Mark well the qualifications that the needed mediator must possess. He must stand between God and the sinner, and by so doing declare his willingness to take up the case, and he must be able to put his hand upon both. I beg of you not to miss the meaning of that. I might come to you and lay my hand upon your shoulder and talk familiarly with you, for we are equals. But how could a man lay his hand upon God, or upon the throne of God? In 2 Samuel 6 we read of Uzzah, who held out his hand to steady the ark, a symbol of God’s throne and presence in Israel. The moment his fingers touched it he fell to the earth a corpse. Learn from that solemn incident that no man can put his hand upon God or the throne of God and live. Yet the mediator for whom Job cried in his despair must be able to put his hand upon God. He must be God’s equal, for none less could intervene or be of use to Job or to us. But he must also put his hand upon men. He must be one of us, able to take our part and to identify with our vast indebtedness. He must be God and man.

It should be evident to us all, as it was to Job, that we cannot produce such an One, for no man, even the best, could exalt himself to deity. Note how the attempt to do so by the coming antichrist, “who opposeth and exalteth himself above all that is called God, or that is worshipped; so that he as God sitteth in the temple of God, showing himself that he is God” (2 Thessalonians 2:4) will be the climax of all blasphemy and will result in his being cast alive into the lake of fire (Revelation 19:20). Men cannot bring forth the needed mediator. They have no hope except in God, and the One whom Job could not find on earth has come from heaven.

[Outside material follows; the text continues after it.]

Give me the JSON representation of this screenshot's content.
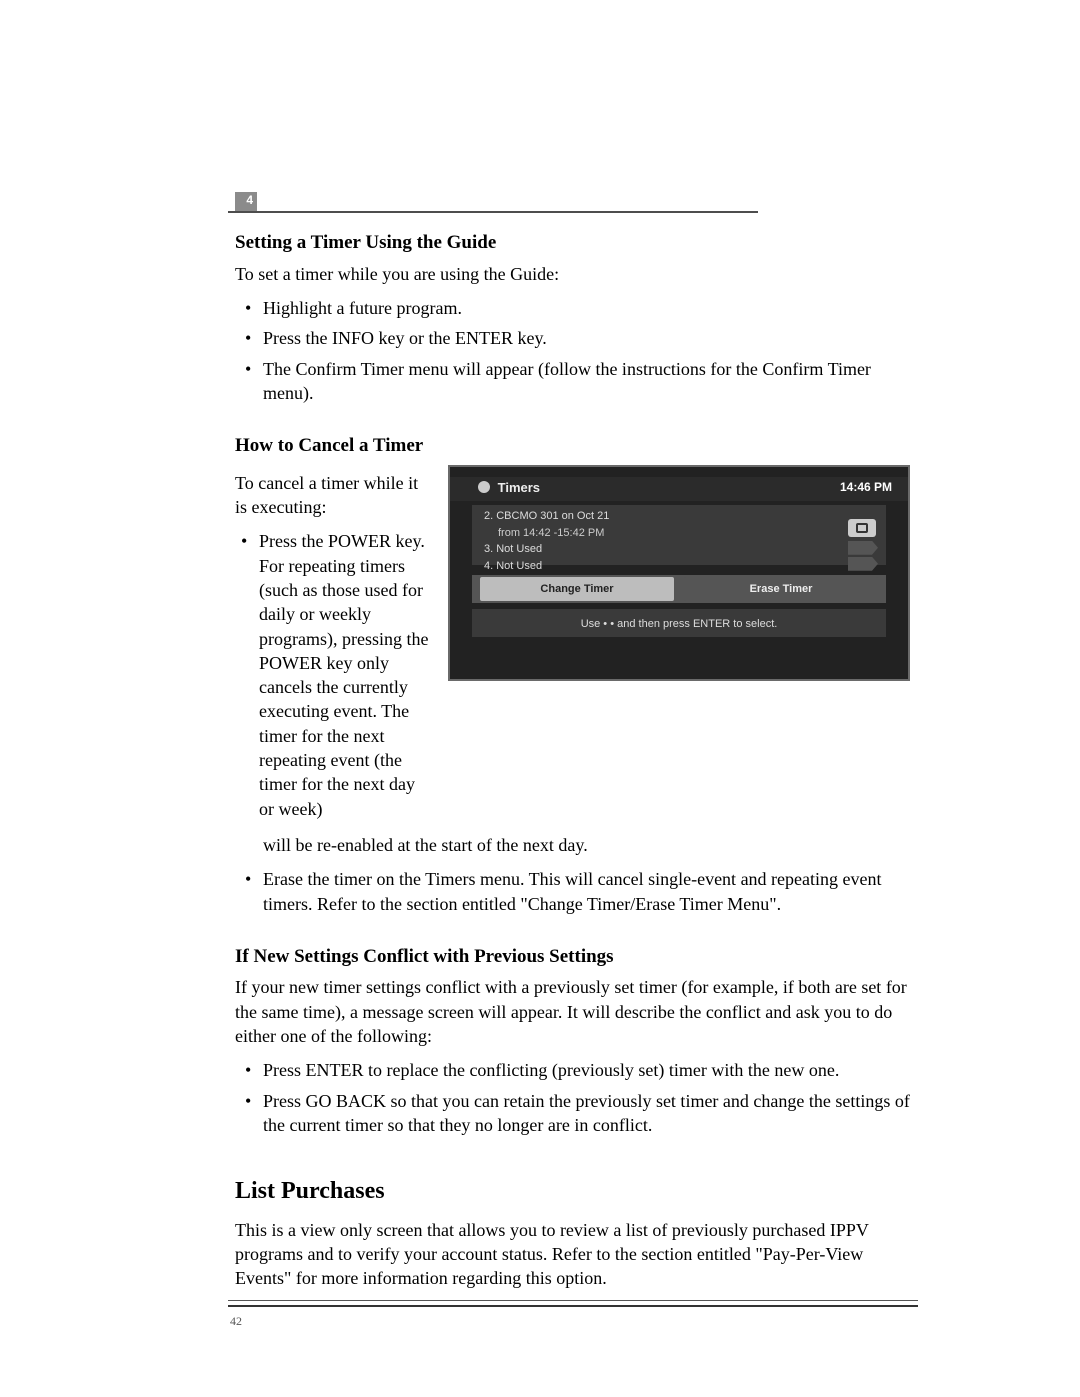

The New Testament is the book of the Mediator, and tells of the coming of the One who was able to speak to man on God’s behalf and to speak to God on man’s behalf, for He is God and Man.

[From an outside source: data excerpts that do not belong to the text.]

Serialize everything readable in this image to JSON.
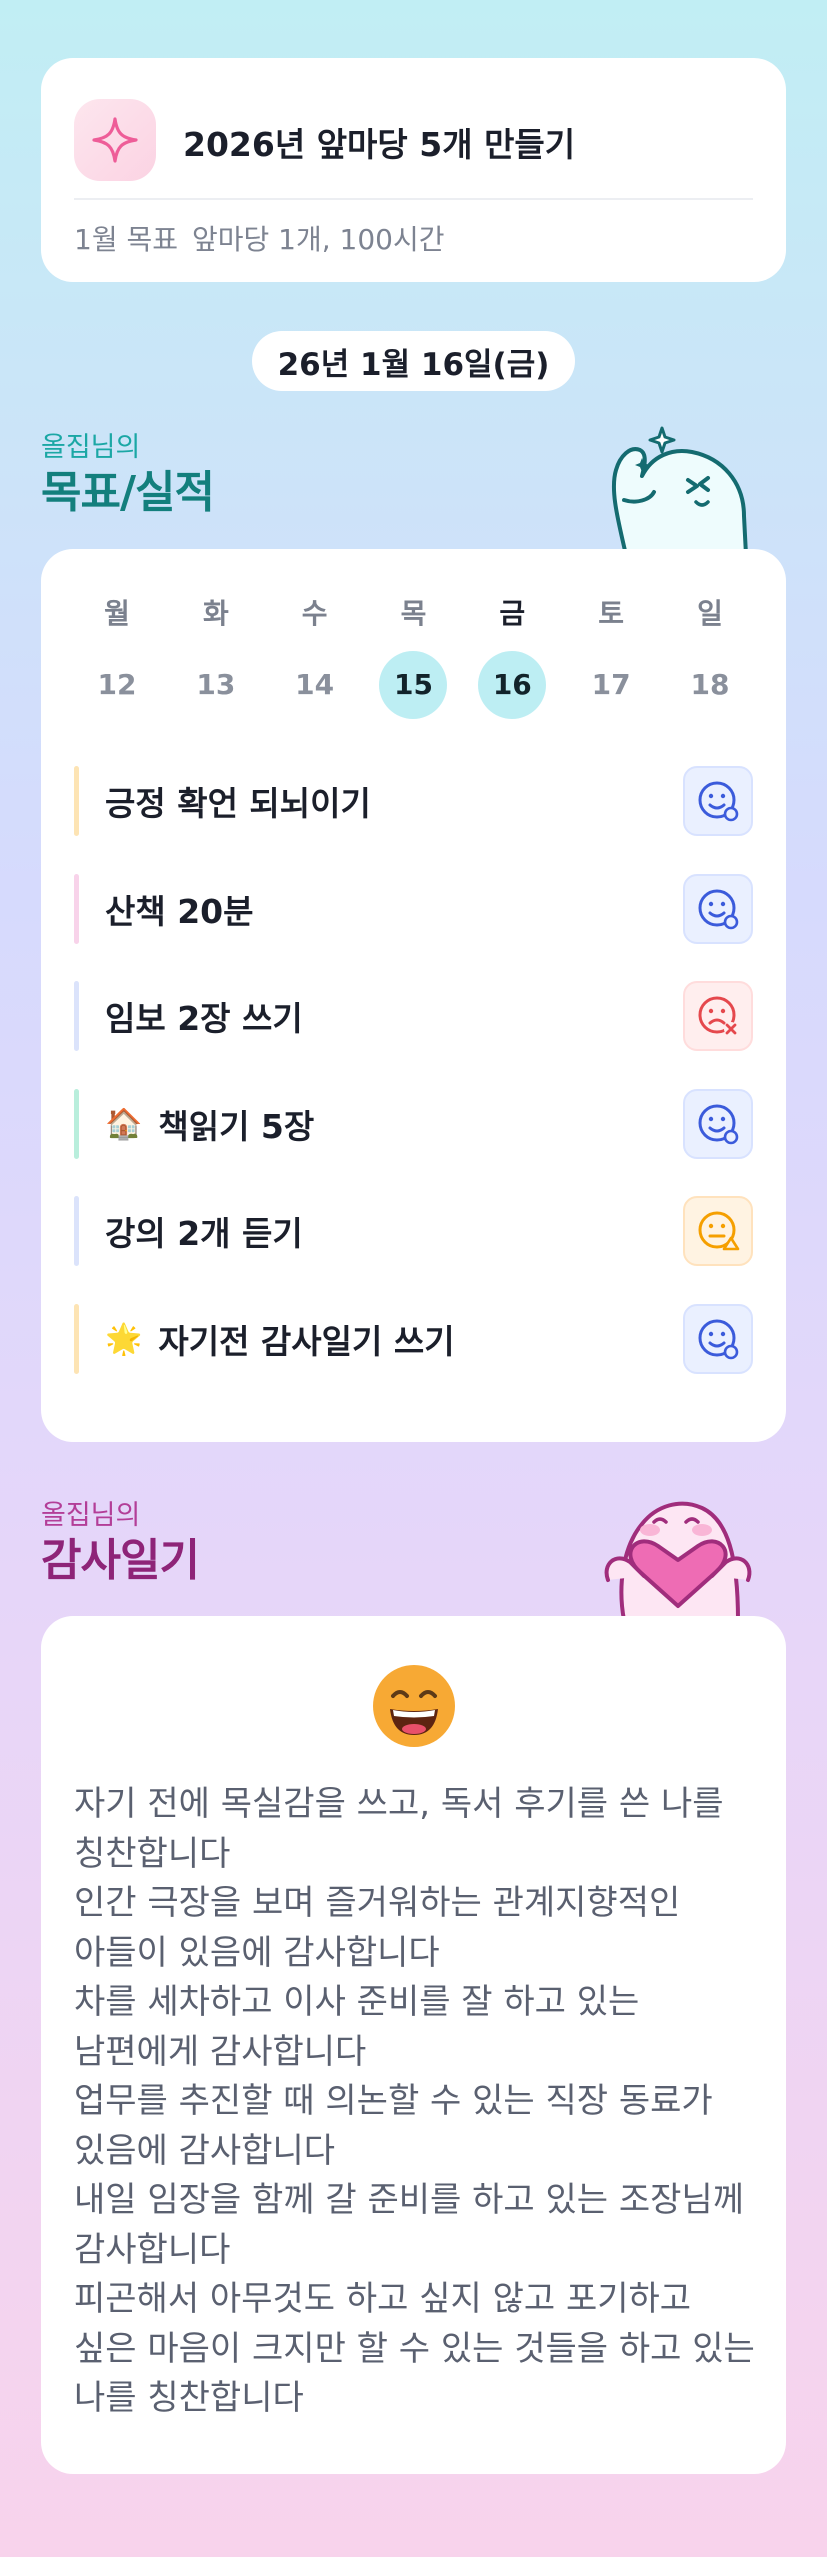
{
  "goal": {
    "title": "2026년 앞마당 5개 만들기",
    "month_label": "1월 목표",
    "month_value": "앞마당 1개, 100시간",
    "icon": "sparkle-icon"
  },
  "date_label": "26년 1월 16일(금)",
  "goals_section": {
    "owner": "올집님의",
    "title": "목표/실적"
  },
  "week": {
    "days": [
      {
        "name": "월",
        "num": "12"
      },
      {
        "name": "화",
        "num": "13"
      },
      {
        "name": "수",
        "num": "14"
      },
      {
        "name": "목",
        "num": "15"
      },
      {
        "name": "금",
        "num": "16"
      },
      {
        "name": "토",
        "num": "17"
      },
      {
        "name": "일",
        "num": "18"
      }
    ],
    "today_index": 4,
    "highlighted_index": [
      3,
      4
    ]
  },
  "habits": [
    {
      "label": "긍정 확언 되뇌이기",
      "emoji": "",
      "status": "done",
      "bar_color": "#fde4b4"
    },
    {
      "label": "산책 20분",
      "emoji": "",
      "status": "done",
      "bar_color": "#f8d3ea"
    },
    {
      "label": "임보 2장 쓰기",
      "emoji": "",
      "status": "failed",
      "bar_color": "#dbe3fb"
    },
    {
      "label": "책읽기 5장",
      "emoji": "🏠",
      "status": "done",
      "bar_color": "#b9eedc"
    },
    {
      "label": "강의 2개 듣기",
      "emoji": "",
      "status": "partial",
      "bar_color": "#dbe3fb"
    },
    {
      "label": "자기전 감사일기 쓰기",
      "emoji": "🌟",
      "status": "done",
      "bar_color": "#fde4b4"
    }
  ],
  "gratitude_section": {
    "owner": "올집님의",
    "title": "감사일기"
  },
  "gratitude": {
    "mood_icon": "grinning-face-icon",
    "entries": [
      "자기 전에 목실감을 쓰고, 독서 후기를 쓴 나를 칭찬합니다",
      "인간 극장을 보며 즐거워하는 관계지향적인 아들이 있음에 감사합니다",
      "차를 세차하고 이사 준비를 잘 하고 있는 남편에게 감사합니다",
      "업무를 추진할 때 의논할 수 있는 직장 동료가 있음에 감사합니다",
      "내일 임장을 함께 갈 준비를 하고 있는 조장님께 감사합니다",
      "피곤해서 아무것도 하고 싶지 않고 포기하고 싶은 마음이 크지만 할 수 있는 것들을 하고 있는 나를 칭찬합니다"
    ]
  },
  "colors": {
    "done": "#3b5bdb",
    "failed": "#e5484d",
    "partial": "#f59f00",
    "teal_title": "#137f7d",
    "purple_title": "#8e2478"
  }
}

Being God, He knew according to God’s perfect estimate the effect to the universe of man’s disregard of God’s will, the extent to which man’s sin jeopardized the glory of God, and the demands of the Eternal Throne in regard to the violation of its just decrees. He knew how completely man’s self-will had made him the slave of sin, how great the gulf was that separated him from God, and how utterly powerless man was to rectify the awful wrong that he had committed. He knew the penalty that had to be paid, the conflict that had to be waged, and the work that had to be done. It was the will of God that every problem raised by man’s sin should be taken up and settled in a way in which all God’s attributes should be glorified, and salvation secured for us. The Son, coming to accomplish the will of God, said, “A body hast Thou prepared Me … Lo, I come (in the volume of the book it is written of Me,) to do Thy will, O God” (Hebrews 10:5,7). He became man to stand in our place before God, to take the bill of our terrible indebtedness, and to fully meet it so that God Himself could write “Settled” across the account. This involved for Him the sorrows of Calvary. There, as the holy Substitute for men, He “gave Himself a ransom.” The sacrifice that He made has met all the claims of the throne, and He is now the “one Mediator between God and men, the man Christ Jesus” (1 Timothy 2:5).

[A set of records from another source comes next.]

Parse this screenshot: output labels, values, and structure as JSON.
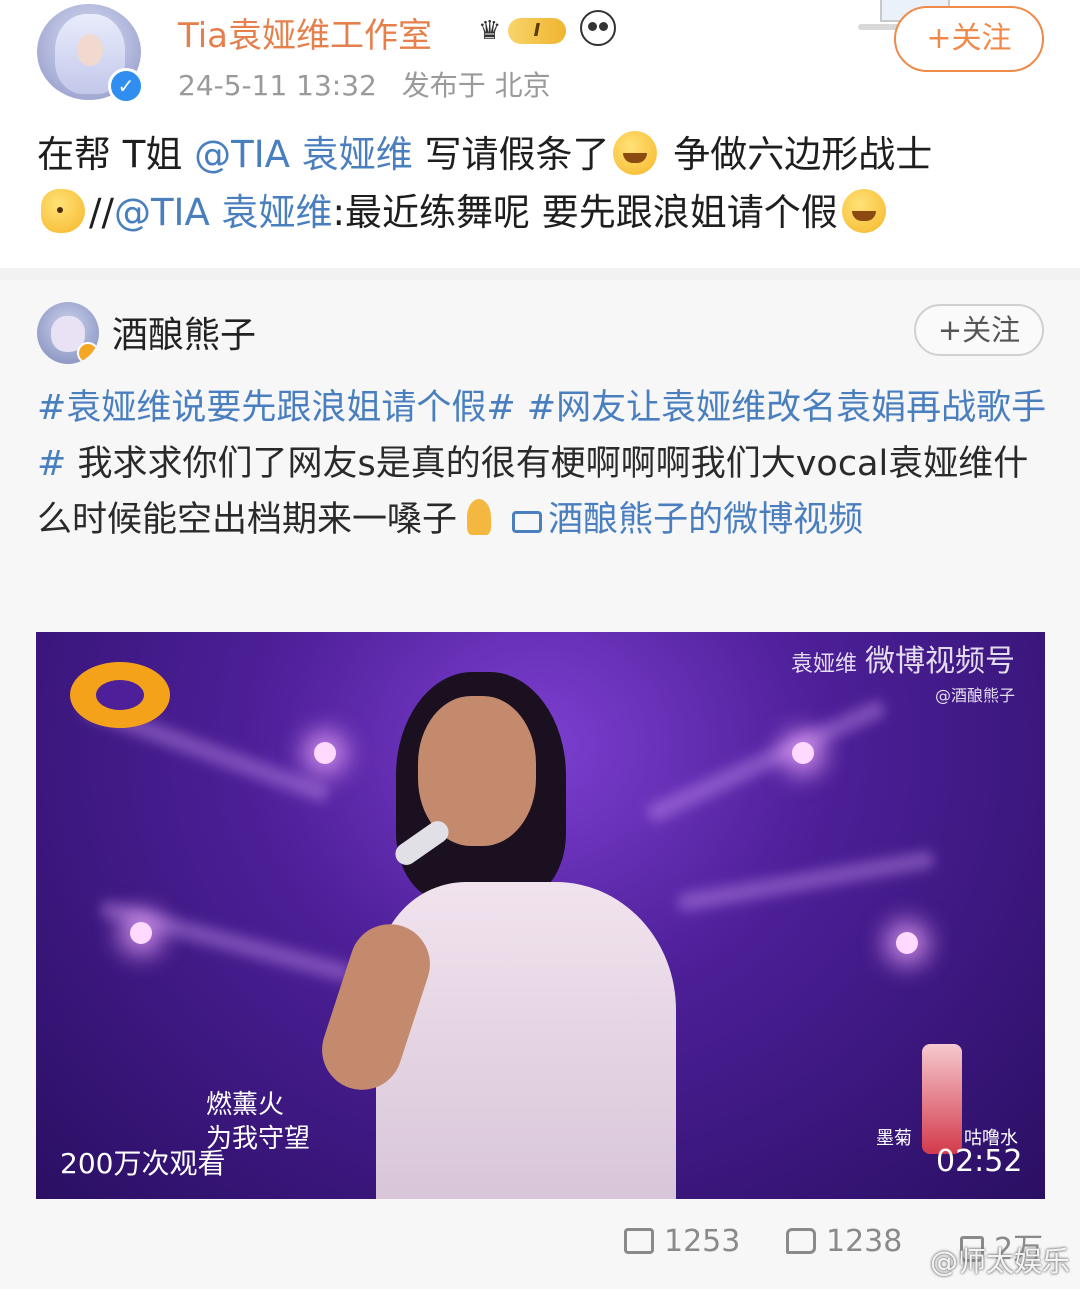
{
  "post": {
    "author": "Tia袁娅维工作室",
    "vip_level": "I",
    "timestamp": "24-5-11 13:32",
    "location": "发布于 北京",
    "follow_label": "+关注",
    "text": {
      "line1_pre": "在帮 T姐 ",
      "mention": "@TIA 袁娅维",
      "line1_post": " 写请假条了",
      "line1_tail": " 争做六边形战士",
      "line2_sep": "//",
      "line2_mention": "@TIA 袁娅维",
      "line2_text": ":最近练舞呢 要先跟浪姐请个假"
    }
  },
  "repost": {
    "author": "酒酿熊子",
    "follow_label": "+关注",
    "tag1": "#袁娅维说要先跟浪姐请个假#",
    "tag2": "#网友让袁娅维改名袁娟再战歌手#",
    "body": " 我求求你们了网友s是真的很有梗啊啊啊我们大vocal袁娅维什么时候能空出档期来一嗓子",
    "video_link": "酒酿熊子的微博视频"
  },
  "video": {
    "watermark_name": "袁娅维",
    "watermark_channel": "微博视频号",
    "watermark_handle": "@酒酿熊子",
    "lyric_line1": "燃薰火",
    "lyric_line2": "为我守望",
    "views": "200万次观看",
    "product_label_a": "墨菊",
    "product_label_b": "咕噜水",
    "duration": "02:52"
  },
  "actions": {
    "repost_count": "1253",
    "comment_count": "1238",
    "like_count": "2万"
  },
  "footer_watermark": "@师太娱乐",
  "colors": {
    "author_orange": "#e5804c",
    "link_blue": "#4a7fbf",
    "follow_orange": "#f08a4b"
  }
}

What a Saviour is Jesus! How worthy is He of our fullest praise! He stooped to us that He might tenderly and graciously put His hand upon us, degraded though we were. He has touched us with the touch of a man, yet, as He was never less than God, God has touched us in Him. He has put one nail-pierced hand upon us, and the other is placed upon the throne of God. With one hand He has offered the fullest satisfaction to the righteous claims of God, and with the other, which will never relinquish its hold, He has bestowed fullness of grace upon us. He brings us to God and gives us a place in His presence without fear, in everlasting peace established upon the infallible and immovable foundation of divine righteousness. All this is secured for us by a divine Person for the eternal glory of God.

Thus are we justified before God, and all our fear is removed.